The internet (or your next boss) doesn’t care “who started it.” You are in control of how fast you type or when you choose to walk away from the craziness. Even if someone is trying to bait you by making comments on your work or just being outrageous, you really (REALLY) don’t have to respond. Think about it this way: If someone came up to you in a work meeting and told you that you were ugly, and you then punched them in the face … who do you think would get in trouble? Both of you, that’s who.

“Be as outraged as you like inside,” writes Katya Andresen at Network for Good. “Then take many deep breaths and handle it like an adult in public. Which means giving yourself a few moments of fury before moving on and handling things well. Never respond publicly online when you’re in the ‘Seriously?!?!’ or ‘How dare you?!’ mode. Ever. Walk away, jog around the block, vent to your favorite colleague. Then suck it up and deal.”

Andresen doesn’t advocate radio silence, in fact she councils against going quiet. But instead, she encourages those with an adult mind to react like adults.

“Assume responsibility broadly and be generous,” she writes. “When you do that in public, with everyone watching, you gain so much. People always appreciate those who care – and take the high road. Slinging mud back feels good for a few seconds, but it causes years of damage. Especially online, where your hot-headed response will never die.”

Personal Brand Mistake: You Think Your Social Media is Private

social media
Uncalno/Flickr

Spoiler alert: it isn’t. Even if you think you’ve got all your preferences set to a secret private mode, even if you lurk instead of post and even if you steer clear of social media and the internet completely — you are not living a private life. Here’s how:

  • Private modes aren’t private to your friends. If you have connections on any social platform (say, you only use Facebook to connect with family or that college ultimate Frisbee team) those connections see what you post. If your Instagram account is set up so it’s “private” and you only allow trusted friends to see your pictures, they still can see and screencap your posts, and show them to others.
  • Having “incognito” profiles won’t help you. Lurkers on social media still get tagged by friends in photos, or mentioned when they participate in a gathering in real life. If you’re a creep in real life, it will be shared somewhere.
  • Social media shares all. If you act badly in the real world, like getting arrested for driving drunk or screaming obscenities at a public gathering, you could end up in the paper or in someone’s photos or blog posts. Then, blammo, your name is in that Google result forever.

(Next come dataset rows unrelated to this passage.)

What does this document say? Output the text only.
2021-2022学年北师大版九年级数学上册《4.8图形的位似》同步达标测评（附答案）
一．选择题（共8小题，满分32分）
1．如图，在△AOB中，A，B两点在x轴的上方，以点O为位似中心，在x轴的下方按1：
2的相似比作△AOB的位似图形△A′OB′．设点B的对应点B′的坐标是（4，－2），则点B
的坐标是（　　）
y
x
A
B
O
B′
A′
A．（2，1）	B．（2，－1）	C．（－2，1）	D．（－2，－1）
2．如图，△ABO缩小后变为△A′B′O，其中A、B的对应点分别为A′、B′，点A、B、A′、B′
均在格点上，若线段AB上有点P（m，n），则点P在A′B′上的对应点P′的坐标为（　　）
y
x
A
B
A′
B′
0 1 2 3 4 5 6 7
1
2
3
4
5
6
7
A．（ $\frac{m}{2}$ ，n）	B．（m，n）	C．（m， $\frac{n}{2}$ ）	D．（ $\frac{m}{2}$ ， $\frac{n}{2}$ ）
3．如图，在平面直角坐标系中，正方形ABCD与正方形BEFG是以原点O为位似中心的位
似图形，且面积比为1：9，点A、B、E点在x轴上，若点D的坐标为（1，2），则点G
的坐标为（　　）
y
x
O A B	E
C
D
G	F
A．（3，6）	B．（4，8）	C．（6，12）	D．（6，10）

“Keeping information private was possible by physical means decades ago, hence the term private space,” wrote David Garcia in a 2017 study published in ScienceAdvances. “However, the widespread adoption of information and communication technologies turns our information into a much more pervasive and diffusive element that cannot be conceived as a space or material that we can directly control.”

Personal Brand Mistake: You’re Fake

“Nobody wants to date, hire, or employ a fraud,” says Ryan Erskine at Entrepreneur. “Authenticity is key, both for relationships and personal brands. Don’t make the mistake of pretending to be someone you’re not.”

Don’t think of your personal brand as a dating profile where you want to “trick” someone into liking you. Think of it as a way for you to show your strengths instead of just listing them on your resume (or hoping someone hires you because you went to a certain college or have a certain job title).

In that same vein, Erskine notes, you shouldn’t try to buy friends in the form of followers for your social accounts to make yourself look more popular.

“What is more valuable to you? 500,000 fake followers or two dozen die hard fans that engage with your content every week?,” he asks. “I’ll go with the engaged followers every time. They’re much more likely to tell their friends and share your content  — and to buy from you — than the 1-cent followers you bought from that dude on Craigslist.”

Leave Craigslist for vintage lamps. Take your personal branding journey on your own.